A Comissão Europeia (CE) caracterizou esta quinta-feira como «anedótica» a informação existente sobre a reforma do arrendamento urbano, ao ter, por exemplo, limitação geográfica, segundo o seu relatório sobre 11.ª avaliação ao programa de resgate.

Referindo os dados disponibilizados, a CE inscreveu no seu relatório que a informação «é anedótica na sua natureza, limitada no seu alcance geográfico e que pode sofrer enviesamentos em diversos sentidos, o que torna difícil tirar conclusões fiáveis sobre o mercado de arrendamento português como um todo».

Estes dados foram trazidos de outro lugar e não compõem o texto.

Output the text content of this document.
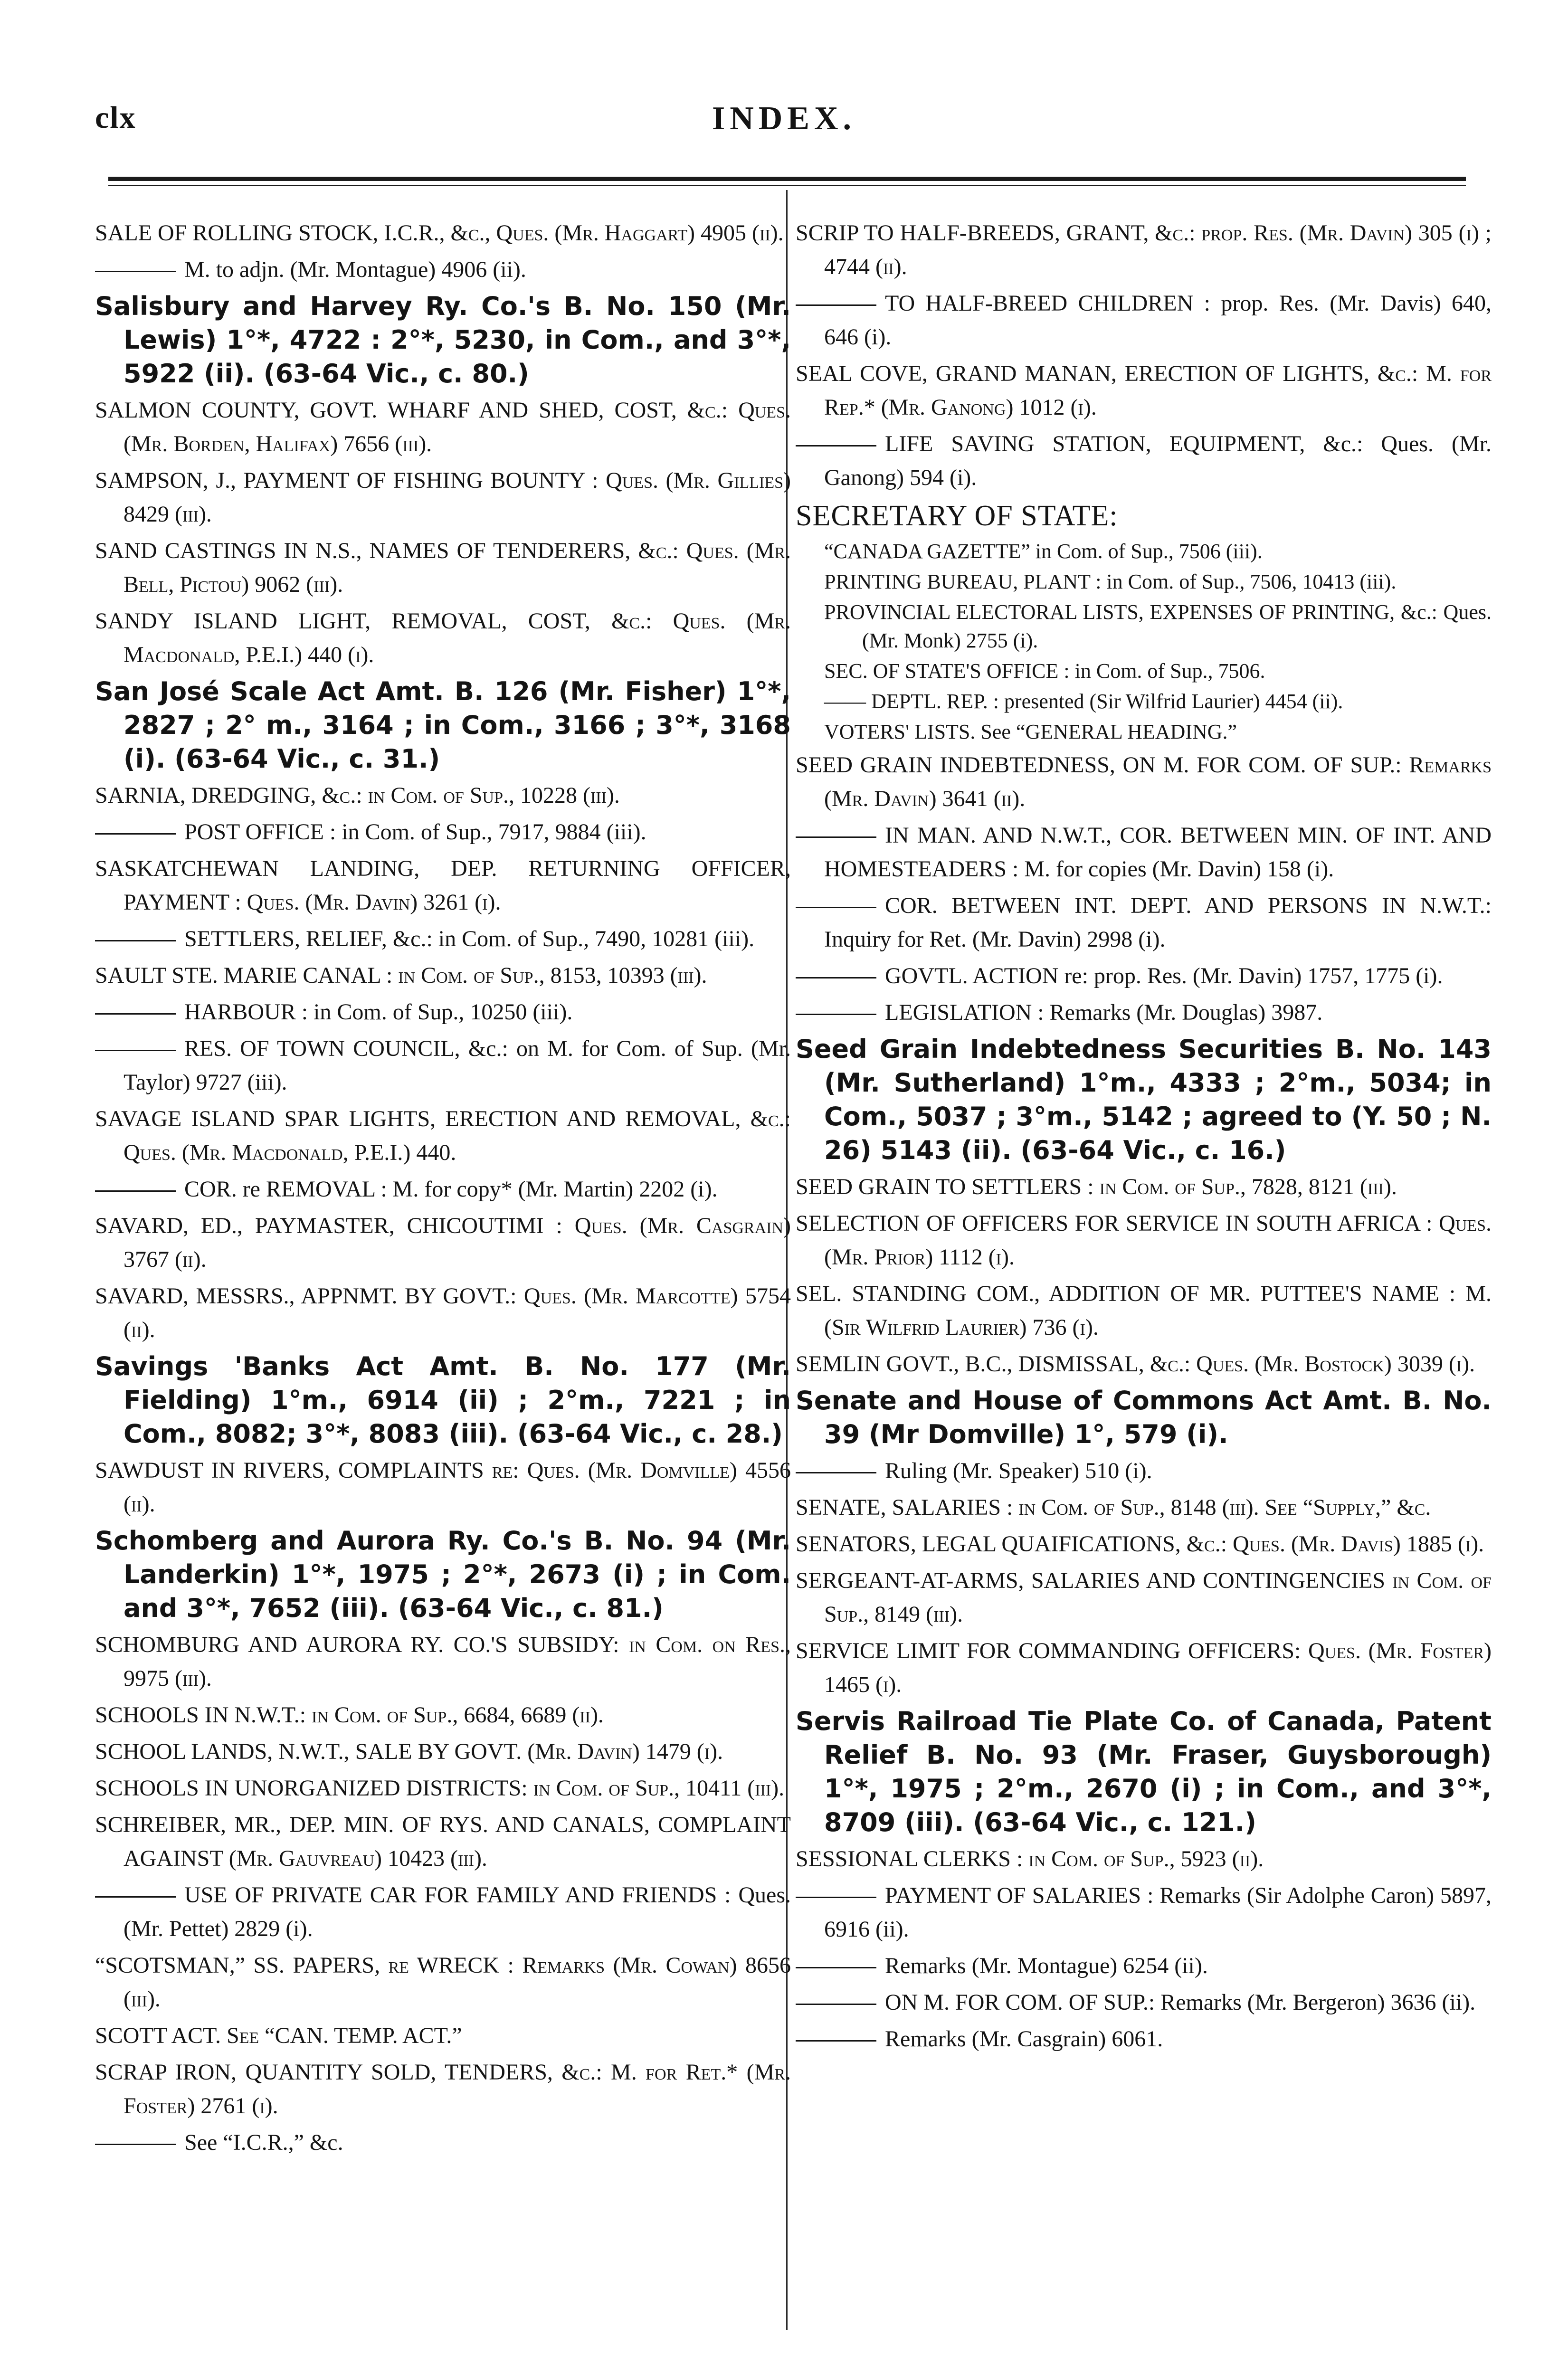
clx	INDEX.

SALE OF ROLLING STOCK, I.C.R., &c., Ques. (Mr. Haggart) 4905 (ii).

M. to adjn. (Mr. Montague) 4906 (ii).

Salisbury and Harvey Ry. Co.'s B. No. 150 (Mr. Lewis) 1°*, 4722 : 2°*, 5230, in Com., and 3°*, 5922 (ii). (63-64 Vic., c. 80.)

SALMON COUNTY, GOVT. WHARF AND SHED, COST, &c.: Ques. (Mr. Borden, Halifax) 7656 (iii).

SAMPSON, J., PAYMENT OF FISHING BOUNTY : Ques. (Mr. Gillies) 8429 (iii).

SAND CASTINGS IN N.S., NAMES OF TENDERERS, &c.: Ques. (Mr. Bell, Pictou) 9062 (iii).

SANDY ISLAND LIGHT, REMOVAL, COST, &c.: Ques. (Mr. Macdonald, P.E.I.) 440 (i).

San José Scale Act Amt. B. 126 (Mr. Fisher) 1°*, 2827 ; 2° m., 3164 ; in Com., 3166 ; 3°*, 3168 (i). (63-64 Vic., c. 31.)

SARNIA, DREDGING, &c.: in Com. of Sup., 10228 (iii).

POST OFFICE : in Com. of Sup., 7917, 9884 (iii).

SASKATCHEWAN LANDING, DEP. RETURNING OFFICER, PAYMENT : Ques. (Mr. Davin) 3261 (i).

SETTLERS, RELIEF, &c.: in Com. of Sup., 7490, 10281 (iii).

SAULT STE. MARIE CANAL : in Com. of Sup., 8153, 10393 (iii).

HARBOUR : in Com. of Sup., 10250 (iii).

RES. OF TOWN COUNCIL, &c.: on M. for Com. of Sup. (Mr. Taylor) 9727 (iii).

SAVAGE ISLAND SPAR LIGHTS, ERECTION AND REMOVAL, &c.: Ques. (Mr. Macdonald, P.E.I.) 440.

COR. re REMOVAL : M. for copy* (Mr. Martin) 2202 (i).

SAVARD, ED., PAYMASTER, CHICOUTIMI : Ques. (Mr. Casgrain) 3767 (ii).

SAVARD, MESSRS., APPNMT. BY GOVT.: Ques. (Mr. Marcotte) 5754 (ii).

Savings 'Banks Act Amt. B. No. 177 (Mr. Fielding) 1°m., 6914 (ii) ; 2°m., 7221 ; in Com., 8082; 3°*, 8083 (iii). (63-64 Vic., c. 28.)

SAWDUST IN RIVERS, COMPLAINTS re: Ques. (Mr. Domville) 4556 (ii).

Schomberg and Aurora Ry. Co.'s B. No. 94 (Mr. Landerkin) 1°*, 1975 ; 2°*, 2673 (i) ; in Com. and 3°*, 7652 (iii). (63-64 Vic., c. 81.)

SCHOMBURG AND AURORA RY. CO.'S SUBSIDY: in Com. on Res., 9975 (iii).

SCHOOLS IN N.W.T.: in Com. of Sup., 6684, 6689 (ii).

SCHOOL LANDS, N.W.T., SALE BY GOVT. (Mr. Davin) 1479 (i).

SCHOOLS IN UNORGANIZED DISTRICTS: in Com. of Sup., 10411 (iii).

SCHREIBER, MR., DEP. MIN. OF RYS. AND CANALS, COMPLAINT AGAINST (Mr. Gauvreau) 10423 (iii).

USE OF PRIVATE CAR FOR FAMILY AND FRIENDS : Ques. (Mr. Pettet) 2829 (i).

“SCOTSMAN,” SS. PAPERS, re WRECK : Remarks (Mr. Cowan) 8656 (iii).

SCOTT ACT. See “CAN. TEMP. ACT.”

SCRAP IRON, QUANTITY SOLD, TENDERS, &c.: M. for Ret.* (Mr. Foster) 2761 (i).

See “I.C.R.,” &c.

SCRIP TO HALF-BREEDS, GRANT, &c.: prop. Res. (Mr. Davin) 305 (i) ; 4744 (ii).

TO HALF-BREED CHILDREN : prop. Res. (Mr. Davis) 640, 646 (i).

SEAL COVE, GRAND MANAN, ERECTION OF LIGHTS, &c.: M. for Rep.* (Mr. Ganong) 1012 (i).

LIFE SAVING STATION, EQUIPMENT, &c.: Ques. (Mr. Ganong) 594 (i).

SECRETARY OF STATE:

“CANADA GAZETTE” in Com. of Sup., 7506 (iii).

PRINTING BUREAU, PLANT : in Com. of Sup., 7506, 10413 (iii).

PROVINCIAL ELECTORAL LISTS, EXPENSES OF PRINTING, &c.: Ques. (Mr. Monk) 2755 (i).

SEC. OF STATE'S OFFICE : in Com. of Sup., 7506.

—— DEPTL. REP. : presented (Sir Wilfrid Laurier) 4454 (ii).

VOTERS' LISTS. See “GENERAL HEADING.”

SEED GRAIN INDEBTEDNESS, ON M. FOR COM. OF SUP.: Remarks (Mr. Davin) 3641 (ii).

IN MAN. AND N.W.T., COR. BETWEEN MIN. OF INT. AND HOMESTEADERS : M. for copies (Mr. Davin) 158 (i).

COR. BETWEEN INT. DEPT. AND PERSONS IN N.W.T.: Inquiry for Ret. (Mr. Davin) 2998 (i).

GOVTL. ACTION re: prop. Res. (Mr. Davin) 1757, 1775 (i).

LEGISLATION : Remarks (Mr. Douglas) 3987.

Seed Grain Indebtedness Securities B. No. 143 (Mr. Sutherland) 1°m., 4333 ; 2°m., 5034; in Com., 5037 ; 3°m., 5142 ; agreed to (Y. 50 ; N. 26) 5143 (ii). (63-64 Vic., c. 16.)

SEED GRAIN TO SETTLERS : in Com. of Sup., 7828, 8121 (iii).

SELECTION OF OFFICERS FOR SERVICE IN SOUTH AFRICA : Ques. (Mr. Prior) 1112 (i).

SEL. STANDING COM., ADDITION OF MR. PUTTEE'S NAME : M. (Sir Wilfrid Laurier) 736 (i).

SEMLIN GOVT., B.C., DISMISSAL, &c.: Ques. (Mr. Bostock) 3039 (i).

Senate and House of Commons Act Amt. B. No. 39 (Mr Domville) 1°, 579 (i).

Ruling (Mr. Speaker) 510 (i).

SENATE, SALARIES : in Com. of Sup., 8148 (iii). See “Supply,” &c.

SENATORS, LEGAL QUAIFICATIONS, &c.: Ques. (Mr. Davis) 1885 (i).

SERGEANT-AT-ARMS, SALARIES AND CONTINGENCIES in Com. of Sup., 8149 (iii).

SERVICE LIMIT FOR COMMANDING OFFICERS: Ques. (Mr. Foster) 1465 (i).

Servis Railroad Tie Plate Co. of Canada, Patent Relief B. No. 93 (Mr. Fraser, Guysborough) 1°*, 1975 ; 2°m., 2670 (i) ; in Com., and 3°*, 8709 (iii). (63-64 Vic., c. 121.)

SESSIONAL CLERKS : in Com. of Sup., 5923 (ii).

PAYMENT OF SALARIES : Remarks (Sir Adolphe Caron) 5897, 6916 (ii).

Remarks (Mr. Montague) 6254 (ii).

ON M. FOR COM. OF SUP.: Remarks (Mr. Bergeron) 3636 (ii).

Remarks (Mr. Casgrain) 6061.
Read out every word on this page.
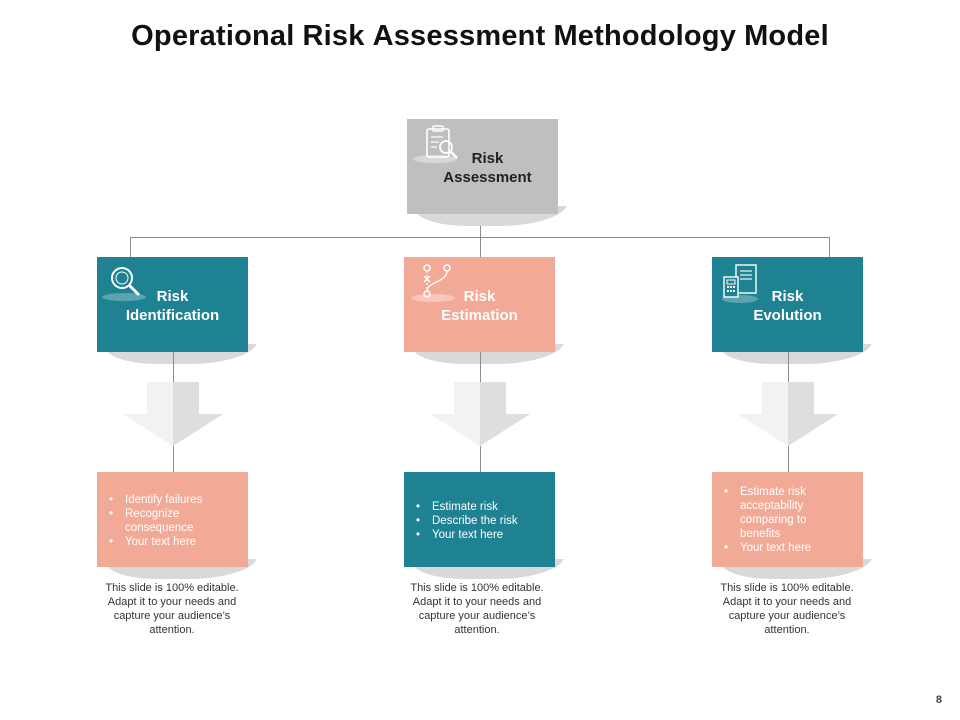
Operational Risk Assessment Methodology Model
Risk
Assessment
Risk
Identification
Risk
Estimation
Risk
Evolution
• Identify failures
• Recognize consequence
• Your text here
• Estimate risk
• Describe the risk
• Your text here
• Estimate risk acceptability comparing to benefits
• Your text here
This slide is 100% editable. Adapt it to your needs and capture your audience’s attention.
This slide is 100% editable. Adapt it to your needs and capture your audience’s attention.
This slide is 100% editable. Adapt it to your needs and capture your audience’s attention.
8
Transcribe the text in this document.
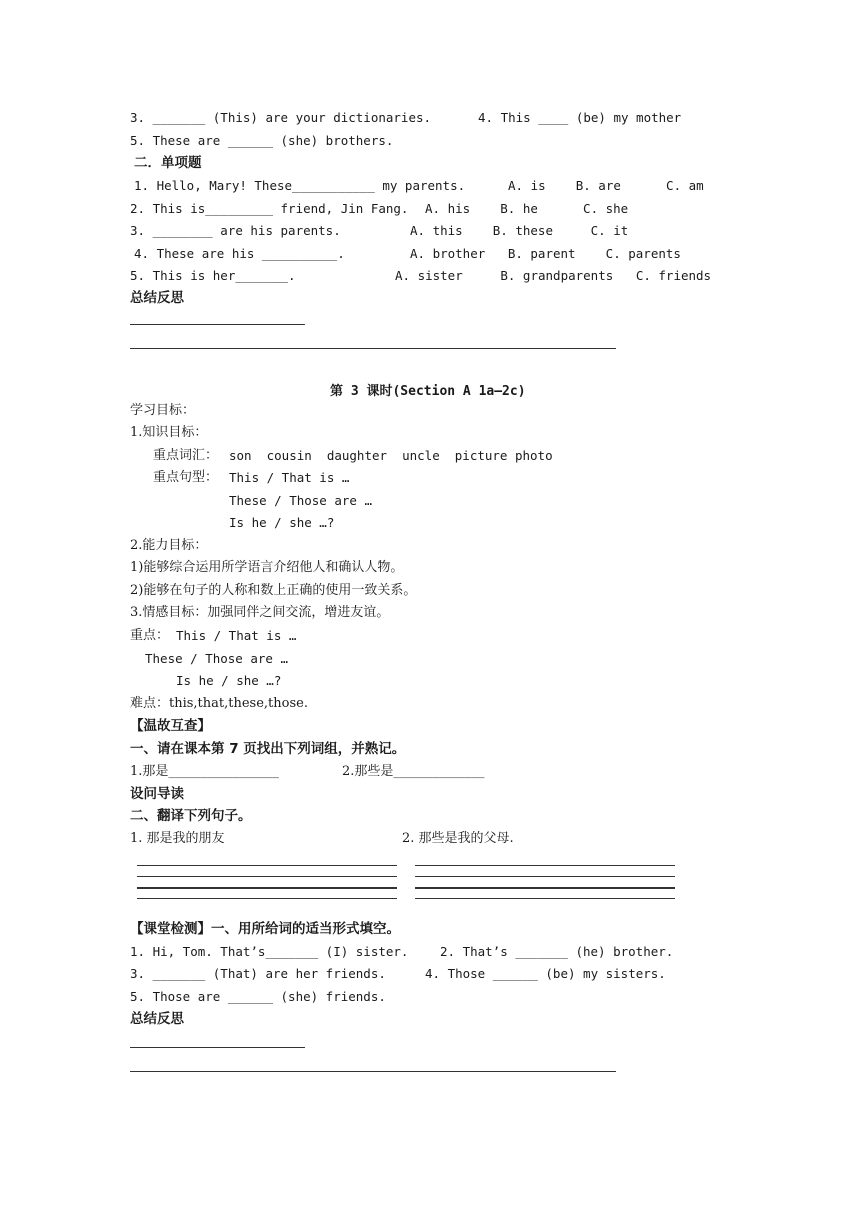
3. _______ (This) are your dictionaries.	4. This ____ (be) my mother
5. These are ______ (she) brothers.
二．单项题
1. Hello, Mary! These___________ my parents.	A. is    B. are      C. am
2. This is_________ friend, Jin Fang. A. his    B. he      C. she
3. ________ are his parents.	A. this    B. these     C. it
4. These are his __________.	A. brother   B. parent    C. parents
5. This is her_______.	A. sister     B. grandparents   C. friends
总结反思
第 3 课时(Section A 1a—2c)
学习目标：
1.知识目标：
重点词汇： son  cousin  daughter  uncle  picture photo
重点句型： This / That is …
These / Those are …
Is he / she …?
2.能力目标：
1)能够综合运用所学语言介绍他人和确认人物。
2)能够在句子的人称和数上正确的使用一致关系。
3.情感目标：加强同伴之间交流，增进友谊。
重点： This / That is …
These / Those are …
Is he / she …?
难点：this,that,these,those.
【温故互查】
一、请在课本第 7 页找出下列词组，并熟记。
1.那是_________________	2.那些是______________
设问导读
二、翻译下列句子。
1. 那是我的朋友	2. 那些是我的父母.
【课堂检测】一、用所给词的适当形式填空。
1. Hi, Tom. That’s_______ (I) sister.	2. That’s _______ (he) brother.
3. _______ (That) are her friends.	4. Those ______ (be) my sisters.
5. Those are ______ (she) friends.
总结反思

A CE defendeu, por isso, a necessidade de reforçar o «acompanhamento e avaliação da reforma do arrendamento urbano, com base em dados mais precisos e consistentes sobre os principais indicadores do mercado imobiliário, como a evolução dos níveis de renda, a duração média de novos contratos e o número de contratos encerrados».

Para alcançar esse objetivo, devem ser feitos maiores esforços para integrar os dados de todas as fontes disponíveis, lê-se.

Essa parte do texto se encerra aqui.